Thankfulness of Sorts

Published on 6 December 2025 at 18:55

Thoughts of feeling thankful

It could be the recent Thanksgiving holiday; it could be feeling gratitude that I was spared a parent's worst nightmare recently. Whatever the inspiration hitting me today, I want to write about being thankful that I got to homeschool my kids and I'm also thankful I am not part of the current "homeschool" mess. Today has given me plenty of reasons to reflect on some history of mine. 

 

When I began my homeschool journey with my children, very few people even knew what homeschooling was. All I knew, I wanted better for my three precious children. They deserved a better education, they deserved a safe place free of bullies and indoctrination I saw coming for their hearts and minds. I was motivated by pure love for my kids. I make no claims to doing it right, and I also make no claims that homeschooling is right for every family. For me and my kids, it was perfect timing. My heart belonged to them and it just felt right to take the leap into a world that was foreign to me.

 

I am so thankful for people that came into my homeschool world! One of the best was my Aunt Carla - who was married to my favorite uncle, Ray Hartley. She was a pioneer for me in those early days. I often wonder if my cousins are fully aware of how amazingly blessed they are to have had them as parents, but I digress. She recommended various curriculum and encouraged me that I could do this! Then there's Betty N. She made it possible for us to come under the umbrella of a private school, even though we lived in different states. Back then, in Washington state, if you weren't under the protection and safety of a private school, you had to jump multiple hoops with the nearest school district - like turning in lessons plans each quarter and getting "permission" from the school administrator. 

 

On my 40th birthday, I invited some local homeschool moms out for coffee, just so I could thank them for the impact they made in my life giving me support, encouragement, advice, prayers, and camaraderie. I'm still grateful for those ladies - Therese, Zana, Wendy, Linda, and Gay Ellen. These ladies are amazing women who give to so many around them, including me. Because I was recently thinking about them (especially Therese, my beautiful prayer angel) I realized things have changed so much in the homeschool world. 

 

I saw the shift happening when a young mom complained about the antiquated way our homeschool group did the annual conference.
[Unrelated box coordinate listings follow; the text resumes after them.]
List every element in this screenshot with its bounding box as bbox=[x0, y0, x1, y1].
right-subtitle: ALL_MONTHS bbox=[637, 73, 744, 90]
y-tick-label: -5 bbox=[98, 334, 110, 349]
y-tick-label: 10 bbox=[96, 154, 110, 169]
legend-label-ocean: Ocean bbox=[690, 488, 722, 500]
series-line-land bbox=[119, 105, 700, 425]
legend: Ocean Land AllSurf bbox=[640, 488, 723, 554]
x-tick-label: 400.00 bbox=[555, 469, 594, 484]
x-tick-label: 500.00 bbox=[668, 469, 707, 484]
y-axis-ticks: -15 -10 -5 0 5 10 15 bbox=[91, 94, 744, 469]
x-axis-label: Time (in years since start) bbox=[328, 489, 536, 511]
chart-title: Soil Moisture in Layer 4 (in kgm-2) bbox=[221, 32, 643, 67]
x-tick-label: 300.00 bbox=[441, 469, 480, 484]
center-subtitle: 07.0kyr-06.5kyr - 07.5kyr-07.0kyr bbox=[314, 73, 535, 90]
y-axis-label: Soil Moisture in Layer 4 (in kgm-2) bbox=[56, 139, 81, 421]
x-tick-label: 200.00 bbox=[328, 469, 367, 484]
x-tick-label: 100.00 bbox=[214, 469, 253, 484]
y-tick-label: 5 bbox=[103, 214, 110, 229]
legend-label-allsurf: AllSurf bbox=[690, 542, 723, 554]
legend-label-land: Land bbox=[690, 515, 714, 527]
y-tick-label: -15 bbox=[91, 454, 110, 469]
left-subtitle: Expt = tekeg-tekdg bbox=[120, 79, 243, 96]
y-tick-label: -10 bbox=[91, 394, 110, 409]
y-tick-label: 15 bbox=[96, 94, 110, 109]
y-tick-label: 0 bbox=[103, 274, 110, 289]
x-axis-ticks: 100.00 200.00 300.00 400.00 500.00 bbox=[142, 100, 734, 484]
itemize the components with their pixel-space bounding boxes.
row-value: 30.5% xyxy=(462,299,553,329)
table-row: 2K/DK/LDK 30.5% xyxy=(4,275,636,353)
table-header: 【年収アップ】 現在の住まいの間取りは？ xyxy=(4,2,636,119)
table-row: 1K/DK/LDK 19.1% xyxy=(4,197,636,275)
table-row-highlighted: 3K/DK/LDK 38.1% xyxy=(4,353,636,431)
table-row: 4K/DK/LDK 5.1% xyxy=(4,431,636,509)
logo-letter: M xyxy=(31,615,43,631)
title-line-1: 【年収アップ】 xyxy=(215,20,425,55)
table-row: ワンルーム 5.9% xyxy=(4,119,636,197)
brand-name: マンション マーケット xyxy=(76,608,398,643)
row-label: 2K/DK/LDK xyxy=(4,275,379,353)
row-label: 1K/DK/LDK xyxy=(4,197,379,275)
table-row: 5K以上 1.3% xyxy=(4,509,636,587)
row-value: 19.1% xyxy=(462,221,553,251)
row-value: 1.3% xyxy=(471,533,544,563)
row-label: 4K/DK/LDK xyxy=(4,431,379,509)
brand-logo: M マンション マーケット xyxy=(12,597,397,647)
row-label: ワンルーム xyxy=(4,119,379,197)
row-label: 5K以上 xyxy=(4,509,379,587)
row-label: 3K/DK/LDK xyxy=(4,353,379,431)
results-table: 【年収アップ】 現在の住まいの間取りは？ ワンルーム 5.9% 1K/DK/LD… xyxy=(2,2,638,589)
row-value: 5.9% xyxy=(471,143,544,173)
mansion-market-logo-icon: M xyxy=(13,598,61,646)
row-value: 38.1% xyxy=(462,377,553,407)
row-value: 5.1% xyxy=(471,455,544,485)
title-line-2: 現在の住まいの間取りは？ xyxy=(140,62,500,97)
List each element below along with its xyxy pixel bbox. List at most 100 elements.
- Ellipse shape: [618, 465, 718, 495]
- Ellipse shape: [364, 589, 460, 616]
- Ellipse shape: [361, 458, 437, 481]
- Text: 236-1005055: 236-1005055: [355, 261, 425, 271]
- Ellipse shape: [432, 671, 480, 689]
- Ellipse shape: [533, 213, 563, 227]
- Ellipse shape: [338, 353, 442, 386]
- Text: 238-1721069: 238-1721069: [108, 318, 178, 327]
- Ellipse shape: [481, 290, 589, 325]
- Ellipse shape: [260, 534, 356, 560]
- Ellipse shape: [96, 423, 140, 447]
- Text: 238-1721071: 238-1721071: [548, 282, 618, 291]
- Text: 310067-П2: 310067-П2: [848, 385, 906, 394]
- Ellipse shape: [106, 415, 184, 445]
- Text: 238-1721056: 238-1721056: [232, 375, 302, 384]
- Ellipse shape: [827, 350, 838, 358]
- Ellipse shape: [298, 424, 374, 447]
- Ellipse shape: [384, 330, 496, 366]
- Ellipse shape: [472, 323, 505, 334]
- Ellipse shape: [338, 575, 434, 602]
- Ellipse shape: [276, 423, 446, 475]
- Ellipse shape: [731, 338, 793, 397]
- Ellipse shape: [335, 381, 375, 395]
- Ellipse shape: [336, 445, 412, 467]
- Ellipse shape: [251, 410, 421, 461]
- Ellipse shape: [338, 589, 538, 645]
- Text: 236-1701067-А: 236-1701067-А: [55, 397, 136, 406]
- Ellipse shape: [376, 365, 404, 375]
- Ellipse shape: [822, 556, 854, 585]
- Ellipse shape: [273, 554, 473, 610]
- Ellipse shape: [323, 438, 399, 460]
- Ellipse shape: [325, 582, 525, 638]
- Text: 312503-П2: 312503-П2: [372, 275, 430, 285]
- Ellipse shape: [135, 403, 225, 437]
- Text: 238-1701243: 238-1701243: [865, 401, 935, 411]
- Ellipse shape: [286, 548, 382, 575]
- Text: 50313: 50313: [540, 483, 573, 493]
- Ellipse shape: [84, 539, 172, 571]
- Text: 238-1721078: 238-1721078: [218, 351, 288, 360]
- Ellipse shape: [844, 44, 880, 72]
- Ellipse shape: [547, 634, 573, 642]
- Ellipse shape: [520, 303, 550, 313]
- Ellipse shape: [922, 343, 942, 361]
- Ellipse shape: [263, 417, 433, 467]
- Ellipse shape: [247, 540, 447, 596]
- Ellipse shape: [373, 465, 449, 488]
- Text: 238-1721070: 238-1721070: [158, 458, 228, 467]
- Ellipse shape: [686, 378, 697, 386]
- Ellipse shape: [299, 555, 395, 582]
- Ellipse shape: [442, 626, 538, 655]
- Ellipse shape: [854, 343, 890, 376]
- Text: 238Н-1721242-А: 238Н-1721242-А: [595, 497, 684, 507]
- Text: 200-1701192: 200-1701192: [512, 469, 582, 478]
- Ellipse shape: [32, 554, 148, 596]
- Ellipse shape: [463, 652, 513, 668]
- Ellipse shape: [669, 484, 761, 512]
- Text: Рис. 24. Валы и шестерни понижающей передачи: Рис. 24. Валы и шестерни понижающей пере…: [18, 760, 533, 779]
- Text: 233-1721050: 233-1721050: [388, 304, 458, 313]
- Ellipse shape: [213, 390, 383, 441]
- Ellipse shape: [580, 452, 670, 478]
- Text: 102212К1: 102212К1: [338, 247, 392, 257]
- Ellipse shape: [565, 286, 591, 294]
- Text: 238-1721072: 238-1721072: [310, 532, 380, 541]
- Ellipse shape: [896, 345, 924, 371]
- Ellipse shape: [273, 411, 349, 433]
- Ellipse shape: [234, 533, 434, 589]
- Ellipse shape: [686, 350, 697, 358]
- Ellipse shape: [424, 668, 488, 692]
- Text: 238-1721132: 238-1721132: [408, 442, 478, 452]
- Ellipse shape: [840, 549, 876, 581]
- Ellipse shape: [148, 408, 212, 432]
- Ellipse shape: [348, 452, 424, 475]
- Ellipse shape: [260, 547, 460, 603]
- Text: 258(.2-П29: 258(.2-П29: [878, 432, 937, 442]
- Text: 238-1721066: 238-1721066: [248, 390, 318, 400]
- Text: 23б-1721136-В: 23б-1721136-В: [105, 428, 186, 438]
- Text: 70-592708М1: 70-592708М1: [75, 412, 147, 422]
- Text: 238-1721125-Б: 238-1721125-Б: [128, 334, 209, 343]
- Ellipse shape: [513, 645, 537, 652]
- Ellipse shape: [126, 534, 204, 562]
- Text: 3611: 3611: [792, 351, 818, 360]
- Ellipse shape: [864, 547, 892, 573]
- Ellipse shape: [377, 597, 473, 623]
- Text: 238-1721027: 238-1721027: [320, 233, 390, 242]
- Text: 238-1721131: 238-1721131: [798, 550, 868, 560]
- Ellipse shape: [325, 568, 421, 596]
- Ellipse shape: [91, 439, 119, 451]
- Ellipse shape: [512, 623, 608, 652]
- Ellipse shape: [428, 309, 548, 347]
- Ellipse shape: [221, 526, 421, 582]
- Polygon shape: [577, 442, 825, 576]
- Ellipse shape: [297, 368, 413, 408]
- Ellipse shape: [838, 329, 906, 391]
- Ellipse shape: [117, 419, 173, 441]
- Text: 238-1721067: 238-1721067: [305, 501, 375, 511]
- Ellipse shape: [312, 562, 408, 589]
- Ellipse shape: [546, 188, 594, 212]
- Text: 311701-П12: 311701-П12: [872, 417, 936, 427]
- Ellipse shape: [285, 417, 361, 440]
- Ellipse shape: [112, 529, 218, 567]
It showed up when two dads asked to join our group, just to lure over half of the members into the charter school they were starting. I noticed people who hadn't spent one day homeschooling a high schooler get accolades for writing a popular homeschool blog. I became concerned when the warnings of Michael Farris came true - how the pioneers would lead the way, and after those people would come the settlers who would forget all about the work the pioneers did and in the ignorance of the history of the movement, fracture it into something unrecognizable. Yesterday, I became a little sad as I was listening to a parent explaining how she uses charter school funds for the extracurricular activities her children do - and calling it homeschooling. I guess current parents don't know words matter, including the word "homeschool" which is literally defined in the state statutes.  Homeschooling is NOT charter school. Parents that use charter school are getting a fraction of the money the public schools (yes, charter schools are public schools) get for their child, and are doing most of the work and not getting any of the credit. And worst of all, their ignorance is creating chaos for the actual homeschoolers who get no funding, no tax credits, or write offs for the expense they fund themselves to educate their children. 

 

I am so grateful to have been in the right place at the right time to have the gift of homeschooling my kids. I'm glad for the people who were willing to take me under their wing, to walk beside me, and laugh, pray, and cry with me over so many things pertaining to homeschooling, children, testing, legislation, and even my marriage. Is it terrible to be thankful that I'm not part of the modern group of settlers? Is it rude to be thankful I'm not ignorant about the differences of private independent educators versus charter schoolers? Since it's my blog, nope it's not terrible or rude. It's honest. It's my perspective. For today, I am thankful my grandchild is actually a homeschooler and not in a charter school. I'm thankful for the trust given to me by my child to homeschool my grandchild.